En décembre 1959, il passa plus de deux semaines à l’intérieur et aux alentours de la mine de Chikuhô, dans la préfecture de Fukuoka, au sud-ouest du pays. L’idée était de capturer la vie des mineurs et de leurs familles pour faire un livre de photos alors même que le passage du charbon au pétrole entraînait la fermeture de nombreuses mines. L’ouvrage Hiroshima avait été un produit de luxe, très coûteux, avec un prix de vente de 2 300 yens à une époque où le salaire mensuel moyen d’un employé de bureau se situait aux alentours de 16 000 yens. Pour son projet suivant, Domon était déterminé à faire les choses différemment. Chikuhô no kodomo-tachi (Les enfants de Chikuhô) fut imprimé sur un papier grossier, publié dans une édition à bon marché et vendu à 100 yens l’exemplaire. Ce recueil, consacré à des photos de sœurs vivant avec leur père dans une cabane délabrée, s’est vendu à plus de 100 000 exemplaires et a même donné lieu à un film.
Santé défaillante, ambition inébranlable
Le voyage à Chikuhô marqua un grand tournant dans la vie de Domon. Peu après avoir mené son projet à terme, il perdit connaissance, victime d’une hémorragie cérébrale, et fut contraint de se plier à une longue période de repos et de récupération.
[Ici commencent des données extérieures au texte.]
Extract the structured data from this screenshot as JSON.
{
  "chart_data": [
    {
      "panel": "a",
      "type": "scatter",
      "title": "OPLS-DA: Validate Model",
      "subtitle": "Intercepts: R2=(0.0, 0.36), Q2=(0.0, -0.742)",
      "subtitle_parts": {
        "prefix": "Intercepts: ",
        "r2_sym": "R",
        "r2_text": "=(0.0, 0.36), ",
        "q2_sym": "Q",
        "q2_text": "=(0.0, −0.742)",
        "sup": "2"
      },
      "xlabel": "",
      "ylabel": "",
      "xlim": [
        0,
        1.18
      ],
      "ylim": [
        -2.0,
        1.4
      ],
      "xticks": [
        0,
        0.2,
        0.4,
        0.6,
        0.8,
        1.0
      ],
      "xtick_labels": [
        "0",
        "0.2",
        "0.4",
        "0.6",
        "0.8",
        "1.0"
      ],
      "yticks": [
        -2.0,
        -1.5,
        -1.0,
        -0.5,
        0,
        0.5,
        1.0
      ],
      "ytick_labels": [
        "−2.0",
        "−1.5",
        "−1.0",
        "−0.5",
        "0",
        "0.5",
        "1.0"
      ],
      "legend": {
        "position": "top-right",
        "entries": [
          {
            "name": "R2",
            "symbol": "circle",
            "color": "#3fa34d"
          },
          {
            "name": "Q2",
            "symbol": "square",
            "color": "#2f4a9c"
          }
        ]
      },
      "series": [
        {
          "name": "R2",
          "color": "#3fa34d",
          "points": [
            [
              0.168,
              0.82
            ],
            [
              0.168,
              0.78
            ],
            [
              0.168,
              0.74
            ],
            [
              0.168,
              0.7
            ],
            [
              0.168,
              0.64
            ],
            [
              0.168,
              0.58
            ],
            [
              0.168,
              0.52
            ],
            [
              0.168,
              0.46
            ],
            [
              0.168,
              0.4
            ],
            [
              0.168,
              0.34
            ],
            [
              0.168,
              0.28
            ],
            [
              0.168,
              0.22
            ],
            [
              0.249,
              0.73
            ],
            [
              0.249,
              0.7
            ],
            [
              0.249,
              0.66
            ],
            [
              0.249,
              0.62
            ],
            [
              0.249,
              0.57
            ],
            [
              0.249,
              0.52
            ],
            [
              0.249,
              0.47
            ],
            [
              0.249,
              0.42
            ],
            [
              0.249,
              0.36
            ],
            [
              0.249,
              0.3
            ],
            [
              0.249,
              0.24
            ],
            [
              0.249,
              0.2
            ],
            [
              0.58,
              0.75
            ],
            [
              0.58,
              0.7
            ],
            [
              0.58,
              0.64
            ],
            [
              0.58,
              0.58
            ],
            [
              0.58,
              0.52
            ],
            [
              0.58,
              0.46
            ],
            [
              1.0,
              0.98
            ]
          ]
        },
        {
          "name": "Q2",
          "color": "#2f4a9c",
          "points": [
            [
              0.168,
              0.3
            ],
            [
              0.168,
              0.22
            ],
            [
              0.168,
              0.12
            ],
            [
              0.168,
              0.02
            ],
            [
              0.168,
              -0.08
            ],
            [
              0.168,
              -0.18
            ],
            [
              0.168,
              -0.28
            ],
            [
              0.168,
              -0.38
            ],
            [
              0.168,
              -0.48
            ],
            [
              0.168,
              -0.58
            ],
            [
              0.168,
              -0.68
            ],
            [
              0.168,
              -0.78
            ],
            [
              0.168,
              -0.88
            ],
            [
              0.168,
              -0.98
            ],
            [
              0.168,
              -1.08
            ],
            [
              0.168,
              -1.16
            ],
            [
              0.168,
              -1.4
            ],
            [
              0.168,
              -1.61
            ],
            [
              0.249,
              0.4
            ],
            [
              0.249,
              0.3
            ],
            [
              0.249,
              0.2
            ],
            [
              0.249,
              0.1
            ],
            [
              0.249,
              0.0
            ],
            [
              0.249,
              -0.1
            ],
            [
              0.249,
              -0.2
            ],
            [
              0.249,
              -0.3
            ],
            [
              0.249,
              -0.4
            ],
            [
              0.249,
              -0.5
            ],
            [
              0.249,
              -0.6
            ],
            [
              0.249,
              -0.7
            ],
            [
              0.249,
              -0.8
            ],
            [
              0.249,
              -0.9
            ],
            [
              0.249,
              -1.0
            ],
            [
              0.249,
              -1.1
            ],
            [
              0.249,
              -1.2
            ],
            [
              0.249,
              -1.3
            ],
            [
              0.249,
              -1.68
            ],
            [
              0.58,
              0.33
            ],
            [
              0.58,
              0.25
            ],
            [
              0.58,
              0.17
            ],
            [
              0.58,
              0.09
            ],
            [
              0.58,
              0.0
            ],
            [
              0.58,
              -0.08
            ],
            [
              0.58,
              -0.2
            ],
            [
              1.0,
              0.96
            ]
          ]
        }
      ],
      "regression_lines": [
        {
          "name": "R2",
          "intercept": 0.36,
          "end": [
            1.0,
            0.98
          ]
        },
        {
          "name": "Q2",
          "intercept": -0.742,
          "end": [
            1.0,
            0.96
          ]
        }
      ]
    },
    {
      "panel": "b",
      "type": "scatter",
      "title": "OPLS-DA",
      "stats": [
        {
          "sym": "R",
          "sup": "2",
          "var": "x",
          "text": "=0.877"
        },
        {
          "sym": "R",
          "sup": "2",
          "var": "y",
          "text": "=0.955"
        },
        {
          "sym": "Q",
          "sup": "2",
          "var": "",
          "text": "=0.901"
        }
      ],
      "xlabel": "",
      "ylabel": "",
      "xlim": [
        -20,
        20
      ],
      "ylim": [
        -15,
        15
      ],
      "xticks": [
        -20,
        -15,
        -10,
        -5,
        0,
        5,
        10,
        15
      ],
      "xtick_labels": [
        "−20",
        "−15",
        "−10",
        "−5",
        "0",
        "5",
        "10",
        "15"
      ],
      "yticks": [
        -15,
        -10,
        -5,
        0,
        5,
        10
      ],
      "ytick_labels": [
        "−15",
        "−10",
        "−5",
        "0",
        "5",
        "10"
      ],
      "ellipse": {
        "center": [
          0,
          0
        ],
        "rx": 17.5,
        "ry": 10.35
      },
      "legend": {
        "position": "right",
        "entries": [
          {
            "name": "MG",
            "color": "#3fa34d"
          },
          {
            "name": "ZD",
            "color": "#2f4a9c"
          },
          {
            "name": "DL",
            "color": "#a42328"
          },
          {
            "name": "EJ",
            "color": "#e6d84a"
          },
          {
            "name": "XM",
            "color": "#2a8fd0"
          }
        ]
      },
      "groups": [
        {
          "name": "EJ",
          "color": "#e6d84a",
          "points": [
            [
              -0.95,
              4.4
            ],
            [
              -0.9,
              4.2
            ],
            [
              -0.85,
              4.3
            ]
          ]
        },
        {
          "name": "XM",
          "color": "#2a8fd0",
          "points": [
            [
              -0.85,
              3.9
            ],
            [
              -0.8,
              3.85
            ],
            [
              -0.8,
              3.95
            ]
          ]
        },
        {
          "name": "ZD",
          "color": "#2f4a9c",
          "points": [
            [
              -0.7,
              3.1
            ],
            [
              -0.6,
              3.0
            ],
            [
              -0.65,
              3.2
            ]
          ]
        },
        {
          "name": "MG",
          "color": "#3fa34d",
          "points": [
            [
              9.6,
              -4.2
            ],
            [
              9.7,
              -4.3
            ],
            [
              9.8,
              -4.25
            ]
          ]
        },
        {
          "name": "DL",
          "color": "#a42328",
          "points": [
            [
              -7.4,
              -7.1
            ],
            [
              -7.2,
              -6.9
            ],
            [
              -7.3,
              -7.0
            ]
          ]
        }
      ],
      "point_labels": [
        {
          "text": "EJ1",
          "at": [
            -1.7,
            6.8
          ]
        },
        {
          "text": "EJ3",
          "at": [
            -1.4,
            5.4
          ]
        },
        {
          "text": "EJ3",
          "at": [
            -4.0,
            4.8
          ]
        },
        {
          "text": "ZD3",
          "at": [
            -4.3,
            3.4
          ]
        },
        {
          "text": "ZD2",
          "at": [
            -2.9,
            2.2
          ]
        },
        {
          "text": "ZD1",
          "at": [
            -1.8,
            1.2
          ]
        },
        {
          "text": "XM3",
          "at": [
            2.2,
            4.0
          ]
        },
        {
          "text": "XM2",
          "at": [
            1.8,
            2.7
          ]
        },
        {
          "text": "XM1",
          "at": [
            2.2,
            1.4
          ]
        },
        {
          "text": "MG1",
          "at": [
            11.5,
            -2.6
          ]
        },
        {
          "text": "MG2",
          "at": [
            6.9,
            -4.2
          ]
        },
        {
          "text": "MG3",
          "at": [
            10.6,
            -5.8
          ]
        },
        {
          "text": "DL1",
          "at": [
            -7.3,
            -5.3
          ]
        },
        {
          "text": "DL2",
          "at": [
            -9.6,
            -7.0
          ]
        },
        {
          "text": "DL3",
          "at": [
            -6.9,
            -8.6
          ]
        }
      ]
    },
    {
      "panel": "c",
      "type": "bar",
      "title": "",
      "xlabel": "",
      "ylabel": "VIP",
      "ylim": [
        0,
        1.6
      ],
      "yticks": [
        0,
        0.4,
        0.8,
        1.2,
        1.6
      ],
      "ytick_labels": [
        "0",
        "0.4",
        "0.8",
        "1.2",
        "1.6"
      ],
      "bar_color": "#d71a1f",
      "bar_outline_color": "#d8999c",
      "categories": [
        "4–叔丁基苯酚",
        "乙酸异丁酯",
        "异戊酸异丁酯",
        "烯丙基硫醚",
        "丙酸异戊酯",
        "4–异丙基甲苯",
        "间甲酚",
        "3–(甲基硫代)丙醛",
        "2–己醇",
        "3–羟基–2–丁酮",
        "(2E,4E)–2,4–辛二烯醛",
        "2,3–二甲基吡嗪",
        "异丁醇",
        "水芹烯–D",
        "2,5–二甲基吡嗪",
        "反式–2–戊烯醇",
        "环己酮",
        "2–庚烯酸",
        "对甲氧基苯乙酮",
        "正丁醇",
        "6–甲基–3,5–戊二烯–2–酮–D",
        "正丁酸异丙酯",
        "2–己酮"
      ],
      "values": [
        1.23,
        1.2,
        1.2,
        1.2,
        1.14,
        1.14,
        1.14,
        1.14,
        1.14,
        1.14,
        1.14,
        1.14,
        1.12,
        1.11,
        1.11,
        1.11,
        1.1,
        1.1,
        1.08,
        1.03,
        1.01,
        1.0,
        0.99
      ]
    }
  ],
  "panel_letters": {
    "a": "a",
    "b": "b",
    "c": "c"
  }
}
À l’issue d’un exténuant programme de rééducation, il retrouva l’usage de ses jambes, mais il n’était plus en mesure de satisfaire la passion dévorante des voyages et de la photographie qui avait imprégné sa carrière avant ses problèmes de santé.
Avant de tomber malade, Domon avait commencé à travailler sur une série de photos destinées à être publiées en feuilleton dans Camera Mainichi sous le titre de « Koji junrei » (Pélerinages aux temples anciens). L’idée d’explorer les racines de la culture japonaise en photographiant les vieux temples et les sculptures bouddhistes était présente à l’esprit de Domon dès avant la guerre. La perte de sa force physique et de son autonomie ne lui a pas laissé d’autre choix que de focaliser bon gré mal gré son énergie sur la série consacrée aux temples. Ce dut être un déchirement pour lui que de ne plus être en mesure de monter en première ligne en quête d’images évoquant des questions sociales brûlantes.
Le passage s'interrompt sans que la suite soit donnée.